Prima di andarsene troppo presto Remaggi ci ha lasciato anche la biografia di Marco Bollesan, da leggere in una notte, di corsa come la vita del rugbysta italiano più conosciuto prima che il rugby fosse conosciuto. La vita di Bollesan è effettivamente un trascinante romanzo d'avventura e non c'era da aggiungere nulla: ovvero il compito più difficile per il biografo, come sa bene chi prova a scrivere. Un'altra meta segnata da “Lele” che d'ora in poi sarà ricordato anche dalle ragazze e dai ragazzi che giocheranno e studieranno grazie alla borsa di studio in suo nome.

La nota della Federazione italiana rugby

Una borsa di studio dedicata alla memoria di Gabriele Remaggi, rugbista, giornalista e scrittore prematuramente scomparso nel 2015, è stata istituita dal Consiglio Federale della FIR nella riunione del 29 dicembre.  

La borsa di studio è stata deliberata dall’organo di governo del rugby italiano accogliendo con favore la richiesta di alcune tra le firme più conosciute del panorama rugbistico italiano che, con Remaggi, avevano condiviso la passione per la narrazione del Gioco. 

Un Comitato Scientifico di prossima costituzione, composto da rappresentanti di FIR e dei media nazionali, avrà il compito, dal 2021 e per gli anni a venire, di identificare uno tra atlete e atleti più meritevoli che abbiano dimostrato di eccellere sia a livello sportivo che accademico.

Alla borsa di studio contribuiranno sia la Federazione Italiana Rugby che le donazioni volontarie dei giornalisti italiani aderenti all’iniziativa.

Gabriele Remaggi 

Genovese, pilone destro del CUS Genova negli Anni Novanta e Duemila e giornalista professionista, ha lavorato per numerose testate tra cui Repubblica, Gazzetta dello Sport, La Stampa, Il Secolo XIX, il Corriere Mercantile.
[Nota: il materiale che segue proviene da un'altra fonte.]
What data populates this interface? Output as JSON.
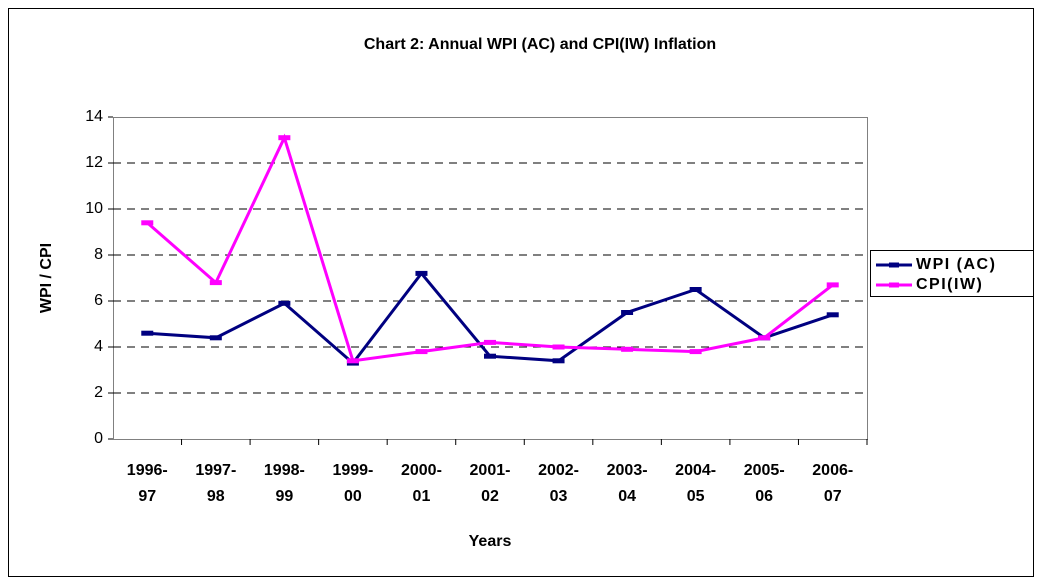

SkySport e televisioni locali del capoluogo ligure. 

Legatissimo al rugby anche dopo il ritiro agonistico, aveva continuato a collaborare con il Cus Genova come addetto stampa, ruolo ricoperto sino alla sua improvvisa scomparsa a soli 48 anni nel 2015, ed aveva scritto a quattro mani con Marco Bollesan la biografia del capitano e ct azzurro, “Una meta dopo l’altra”, pubblicato nel 2012 per Limina.